Couillard refuse de prendre l’initiative de discussions

Le premier ministre du Québec, Philippe Couillard
Photo: Jacques Nadeau Le Devoir Le premier ministre du Québec, Philippe Couillard

Le premier ministre du Québec, Philippe Couillard, met en sourdine tout projet de ratification de la Loi constitutionnelle de 1982, faute d’« appuis » dans le Rest of Canada (ROC).

Il refuse de prendre l’initiative de discussions constitutionnelles — vouées à ce moment-ci à un échec assuré — même s’il juge « souhaitable » de « corriger un jour » cette « situation pas banale ». Le Québec doit « entreprendre cette démarche au bon moment » et avec l’appui d’« alliés », sinon il en sortira une nouvelle fois « affaibli », a déclaré M. Couillard lors d’une conférence de presse tenue vendredi.

Il réagissait à la victoire du camp du Non en Écosse, qui a soldé une campagne référendaire suivie « de près » par les Québécois. « On y a trouvé les échos de notre passé récent », a-t-il mentionné.

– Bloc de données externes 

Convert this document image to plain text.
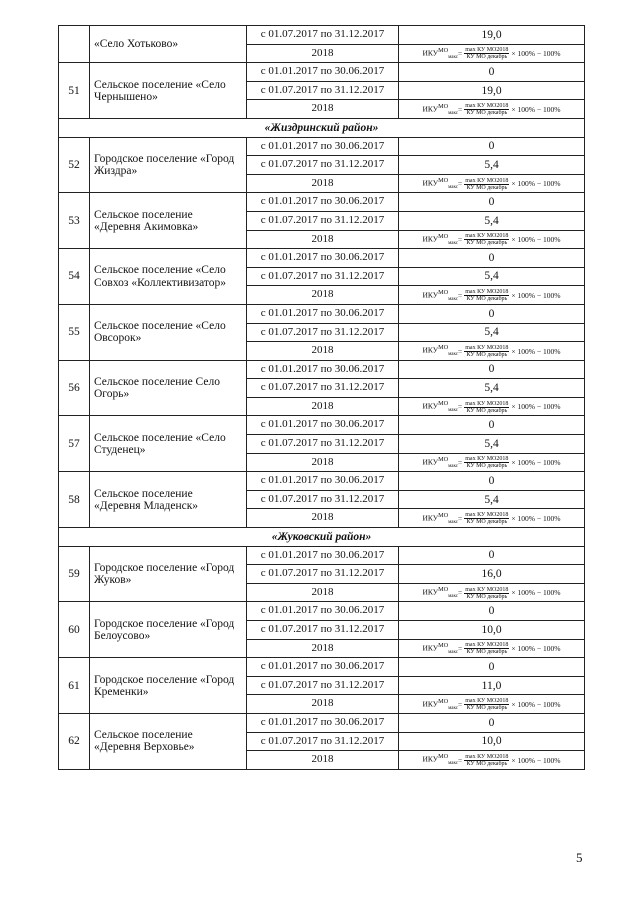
	«Село Хотьково»	с 01.07.2017 по 31.12.2017	19,0
		2018	$ИКУ^{МО}_{макс} = \frac{\text{max КУ МО2018}}{\text{КУ МО декабрь}} \times 100\% - 100\%$

51	Сельское поселение «Село Чернышено»	с 01.01.2017 по 30.06.2017	0
		с 01.07.2017 по 31.12.2017	19,0
		2018	$ИКУ^{МО}_{макс} = \frac{\text{max КУ МО2018}}{\text{КУ МО декабрь}} \times 100\% - 100\%$

«Жиздринский район»			
52	Городское поселение «Город Жиздра»	с 01.01.2017 по 30.06.2017	0
		с 01.07.2017 по 31.12.2017	5,4
		2018	$ИКУ^{МО}_{макс} = \frac{\text{max КУ МО2018}}{\text{КУ МО декабрь}} \times 100\% - 100\%$

53	Сельское поселение «Деревня Акимовка»	с 01.01.2017 по 30.06.2017	0
		с 01.07.2017 по 31.12.2017	5,4
		2018	$ИКУ^{МО}_{макс} = \frac{\text{max КУ МО2018}}{\text{КУ МО декабрь}} \times 100\% - 100\%$

54	Сельское поселение «Село Совхоз «Коллективизатор»	с 01.01.2017 по 30.06.2017	0
		с 01.07.2017 по 31.12.2017	5,4
		2018	$ИКУ^{МО}_{макс} = \frac{\text{max КУ МО2018}}{\text{КУ МО декабрь}} \times 100\% - 100\%$

55	Сельское поселение «Село Овсорок»	с 01.01.2017 по 30.06.2017	0
		с 01.07.2017 по 31.12.2017	5,4
		2018	$ИКУ^{МО}_{макс} = \frac{\text{max КУ МО2018}}{\text{КУ МО декабрь}} \times 100\% - 100\%$

56	Сельское поселение Село Огорь»	с 01.01.2017 по 30.06.2017	0
		с 01.07.2017 по 31.12.2017	5,4
		2018	$ИКУ^{МО}_{макс} = \frac{\text{max КУ МО2018}}{\text{КУ МО декабрь}} \times 100\% - 100\%$

57	Сельское поселение «Село Студенец»	с 01.01.2017 по 30.06.2017	0
		с 01.07.2017 по 31.12.2017	5,4
		2018	$ИКУ^{МО}_{макс} = \frac{\text{max КУ МО2018}}{\text{КУ МО декабрь}} \times 100\% - 100\%$

58	Сельское поселение «Деревня Младенск»	с 01.01.2017 по 30.06.2017	0
		с 01.07.2017 по 31.12.2017	5,4
		2018	$ИКУ^{МО}_{макс} = \frac{\text{max КУ МО2018}}{\text{КУ МО декабрь}} \times 100\% - 100\%$

«Жуковский район»			
59	Городское поселение «Город Жуков»	с 01.01.2017 по 30.06.2017	0
		с 01.07.2017 по 31.12.2017	16,0
		2018	$ИКУ^{МО}_{макс} = \frac{\text{max КУ МО2018}}{\text{КУ МО декабрь}} \times 100\% - 100\%$

60	Городское поселение «Город Белоусово»	с 01.01.2017 по 30.06.2017	0
		с 01.07.2017 по 31.12.2017	10,0
		2018	$ИКУ^{МО}_{макс} = \frac{\text{max КУ МО2018}}{\text{КУ МО декабрь}} \times 100\% - 100\%$

61	Городское поселение «Город Кременки»	с 01.01.2017 по 30.06.2017	0
		с 01.07.2017 по 31.12.2017	11,0
		2018	$ИКУ^{МО}_{макс} = \frac{\text{max КУ МО2018}}{\text{КУ МО декабрь}} \times 100\% - 100\%$

62	Сельское поселение «Деревня Верховье»	с 01.01.2017 по 30.06.2017	0
		с 01.07.2017 по 31.12.2017	10,0
		2018	$ИКУ^{МО}_{макс} = \frac{\text{max КУ МО2018}}{\text{КУ МО декабрь}} \times 100\% - 100\%$
5
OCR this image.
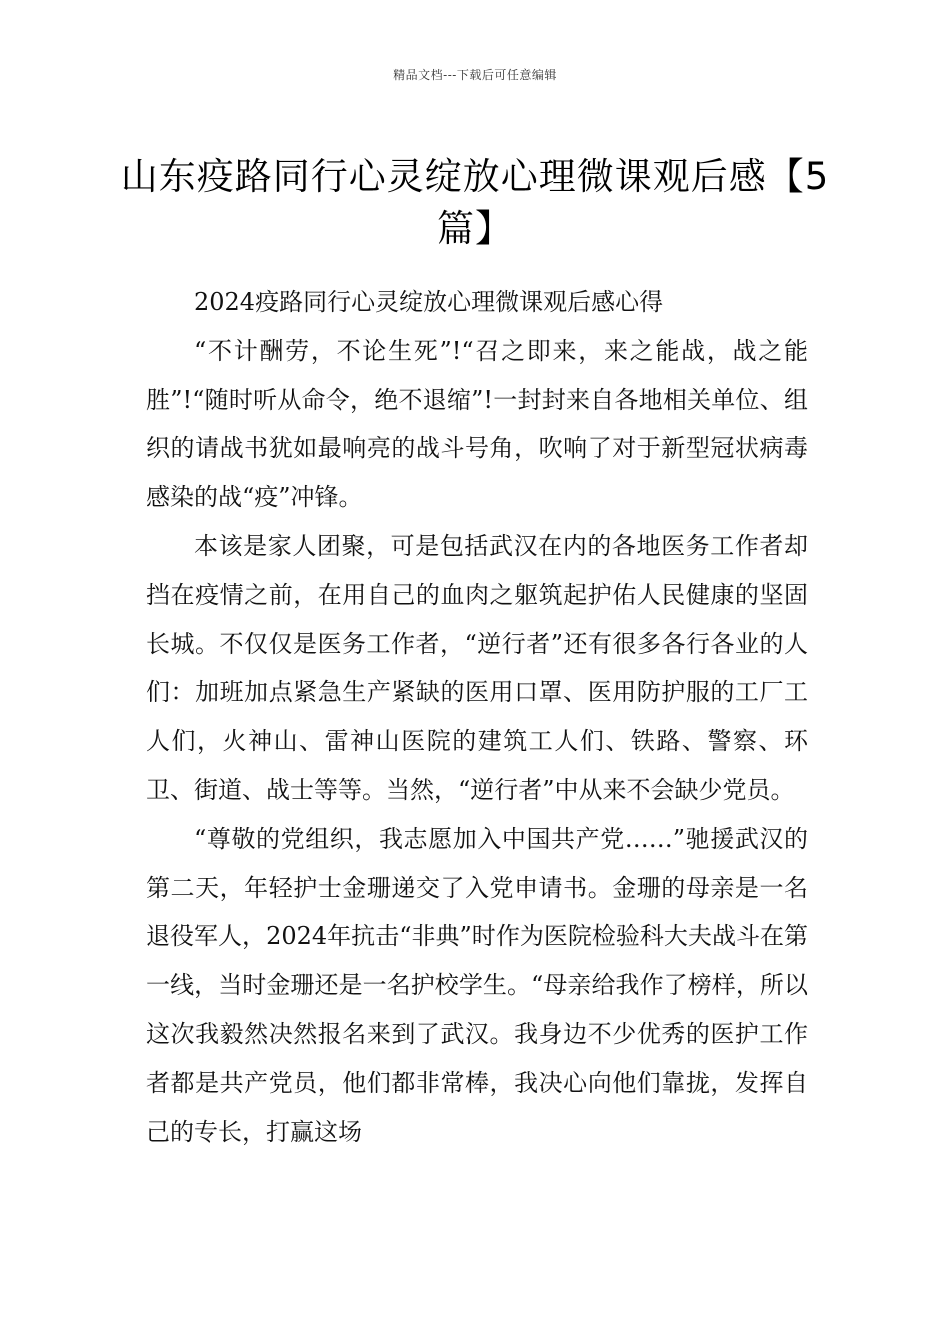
精品文档---下载后可任意编辑
山东疫路同行心灵绽放心理微课观后感【5篇】

2024疫路同行心灵绽放心理微课观后感心得

“不计酬劳，不论生死”!“召之即来，来之能战，战之能胜”!“随时听从命令，绝不退缩”!一封封来自各地相关单位、组织的请战书犹如最响亮的战斗号角，吹响了对于新型冠状病毒感染的战“疫”冲锋。

本该是家人团聚，可是包括武汉在内的各地医务工作者却挡在疫情之前，在用自己的血肉之躯筑起护佑人民健康的坚固长城。不仅仅是医务工作者，“逆行者”还有很多各行各业的人们：加班加点紧急生产紧缺的医用口罩、医用防护服的工厂工人们，火神山、雷神山医院的建筑工人们、铁路、警察、环卫、街道、战士等等。当然，“逆行者”中从来不会缺少党员。

“尊敬的党组织，我志愿加入中国共产党……”驰援武汉的第二天，年轻护士金珊递交了入党申请书。金珊的母亲是一名退役军人，2024年抗击“非典”时作为医院检验科大夫战斗在第一线，当时金珊还是一名护校学生。“母亲给我作了榜样，所以这次我毅然决然报名来到了武汉。我身边不少优秀的医护工作者都是共产党员，他们都非常棒，我决心向他们靠拢，发挥自己的专长，打赢这场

Les Écossais ont choisi de « conjuguer leur identité nationale très forte avec l’appartenance à un plus grand ensemble. Chez nous, on le sait, ce choix s’est exprimé à trois reprises, lors de deux référendums et aussi de la récente élection générale, qui était […] fortement imprégnée de l’enjeu référendaire. »

Le Non des Écossais renforcera vraisemblablement l’Écosse par une nouvelle « dévolution » de pouvoirs de la part de Westminster, observe-t-il.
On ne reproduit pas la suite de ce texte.